Peat - partly decomposed organic matter; when it is used as an ingredient of potting soil it assists in moisture retention.

Perlite - a form of volcanic rock that is heat treated to develop a lightweight, coarse granule that when used as a component of potting soil has advantageous ventilation and water retention properties.

Phosphorous - another essential element of plant nutrition; identified by the chemical symbol P; aids in development of roots, ripening of fruits and seeds.

Pinching - is a technique used in bonsai cultivation of controlling and shaping the growth of foliage by pulling off soft new shoots with the finger and thumb in a pinching motion.

Potassium - the third essential element of plant nutrition; identified by the chemical symbol K; it encourages strong new growth, development of flower buds and fruit formation.

Pot-bound - the adverse state of a container grown plant where the root growth has filled the container to the extent of eliminating all vital air spaces.

Prostrate - the characteristic growth habit of a plant that naturally tends to grow along the ground instead of upright.

Pruning - the process of controlling the shape and growth rate of a tree by cutting back the shoots, stems and branches.

Raceme - a type of elongated flower that is composed of individual stalks all growing from a central stem; ex. Flower type found on wisteria trees.

Ramification - the dense branching structure of a bonsai that only develops after years of repeated pruning of the branches.

Repotting - the practice of replanting a bonsai tree at regular intervals to perform health maintaining tasks such as: root washing, inspecting, pruning, soil refreshing, and potting in a different or larger pot; all imperative to the health of a bonsai.

Rootball - the large mass of roots and soil visible when a tree is taken out of its pot or pulled from the ground.

Root pruning - the practice of cutting back the roots of bonsai in order to make room in the container for fresh soil and to encourage new root growth.

Rootstock - is the root system and main stem to be used as the base of a new tree when propagating through grafting.

Scion - is a small section of a tree, which contains all of the desirable characteristics of the parent tree that will be propagated into a new tree through grafting on top of the rootstock.

Shakan - a traditional Japanese bonsai style; also called slanting. Where the trees' trunk, appears similar to the formal upright style, but the trunk is slanting to one side.

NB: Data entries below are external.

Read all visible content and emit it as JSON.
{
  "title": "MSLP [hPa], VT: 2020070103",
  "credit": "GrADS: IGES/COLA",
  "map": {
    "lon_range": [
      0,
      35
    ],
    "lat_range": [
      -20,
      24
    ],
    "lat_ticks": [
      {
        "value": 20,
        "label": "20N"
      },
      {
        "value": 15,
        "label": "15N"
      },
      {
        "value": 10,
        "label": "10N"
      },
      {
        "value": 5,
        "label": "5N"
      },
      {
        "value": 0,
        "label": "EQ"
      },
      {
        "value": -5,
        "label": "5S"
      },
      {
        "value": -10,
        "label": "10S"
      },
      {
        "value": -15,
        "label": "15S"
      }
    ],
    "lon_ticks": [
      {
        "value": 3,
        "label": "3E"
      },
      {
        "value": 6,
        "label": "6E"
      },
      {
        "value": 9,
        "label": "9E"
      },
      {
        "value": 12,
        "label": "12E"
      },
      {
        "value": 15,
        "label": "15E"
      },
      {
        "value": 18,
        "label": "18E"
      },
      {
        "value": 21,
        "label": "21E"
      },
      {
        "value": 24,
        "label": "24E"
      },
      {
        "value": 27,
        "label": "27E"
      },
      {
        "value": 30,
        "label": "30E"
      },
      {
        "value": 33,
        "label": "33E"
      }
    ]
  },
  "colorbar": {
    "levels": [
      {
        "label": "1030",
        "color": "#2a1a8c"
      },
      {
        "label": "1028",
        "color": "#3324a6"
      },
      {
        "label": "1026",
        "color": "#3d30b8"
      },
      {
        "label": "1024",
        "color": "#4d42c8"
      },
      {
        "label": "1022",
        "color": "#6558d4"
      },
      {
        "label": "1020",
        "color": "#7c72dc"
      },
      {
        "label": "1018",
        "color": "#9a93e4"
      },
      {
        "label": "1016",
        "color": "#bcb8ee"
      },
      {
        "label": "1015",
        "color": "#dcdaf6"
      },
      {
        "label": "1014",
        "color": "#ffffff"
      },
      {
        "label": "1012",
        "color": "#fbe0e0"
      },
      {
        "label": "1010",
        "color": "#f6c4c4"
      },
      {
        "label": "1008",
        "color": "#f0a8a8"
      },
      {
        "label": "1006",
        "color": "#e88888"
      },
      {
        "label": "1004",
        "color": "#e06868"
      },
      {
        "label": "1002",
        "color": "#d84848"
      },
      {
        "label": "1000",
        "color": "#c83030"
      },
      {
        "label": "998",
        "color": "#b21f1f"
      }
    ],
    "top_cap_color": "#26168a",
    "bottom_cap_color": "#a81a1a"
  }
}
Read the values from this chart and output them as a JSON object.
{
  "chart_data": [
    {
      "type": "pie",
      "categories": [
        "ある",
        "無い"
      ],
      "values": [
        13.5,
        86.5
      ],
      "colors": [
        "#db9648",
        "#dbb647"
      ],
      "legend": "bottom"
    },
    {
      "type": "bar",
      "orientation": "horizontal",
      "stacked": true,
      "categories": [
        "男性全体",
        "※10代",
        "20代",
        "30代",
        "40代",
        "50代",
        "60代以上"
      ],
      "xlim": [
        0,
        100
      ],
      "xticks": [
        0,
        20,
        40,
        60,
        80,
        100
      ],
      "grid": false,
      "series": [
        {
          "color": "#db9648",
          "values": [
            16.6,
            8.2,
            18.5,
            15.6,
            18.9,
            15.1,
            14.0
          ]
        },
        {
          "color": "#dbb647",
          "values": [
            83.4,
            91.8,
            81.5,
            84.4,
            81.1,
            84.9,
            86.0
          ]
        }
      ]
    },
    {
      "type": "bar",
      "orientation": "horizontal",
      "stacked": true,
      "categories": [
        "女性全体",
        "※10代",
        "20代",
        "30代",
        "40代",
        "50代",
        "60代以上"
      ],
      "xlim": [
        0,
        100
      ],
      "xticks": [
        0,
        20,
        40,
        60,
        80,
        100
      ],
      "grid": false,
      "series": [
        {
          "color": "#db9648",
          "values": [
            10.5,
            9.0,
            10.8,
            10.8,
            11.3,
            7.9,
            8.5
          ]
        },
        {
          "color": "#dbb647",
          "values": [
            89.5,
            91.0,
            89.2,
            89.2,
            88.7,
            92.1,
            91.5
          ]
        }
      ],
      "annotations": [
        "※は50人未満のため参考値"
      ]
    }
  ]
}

Shari - an area where the bark and cambium have been removed from the trunk to suggest the struggle against fierce weather such as: wind, lightning, snow and ice

Species - the unit of classification for a plant with identifiable characteristics

Suiseki - stones that appear to look like large boulders or mountains and represent the spirit or essence of each; sometime used in a formal bonsai display.

Taproot - the large root of a tree that grows vertically downward, anchoring it into the ground; it is usually referred to in bonsai, because of its need to be pruned shorter or removed for container cultivation.

Tokonoma - a Japanese tradition of creating a specific area in the home where bonsai, accessory plants, Suiseki, and scrolls are displayed together in harmony.

Wound sealant - a number of compounds formulated to seal cuts made on branches or the trunk of bonsai to prevent the loss of moisture and promote heeling

Yamadori - trees collected from the wild, which have been shaped by nature alone and have been collected to be developed into bonsai.

Yose-ue - a traditional Japanese bonsai style; also called a group or forest. Where the trees are arranged in a container to resemble a group or forest of trees.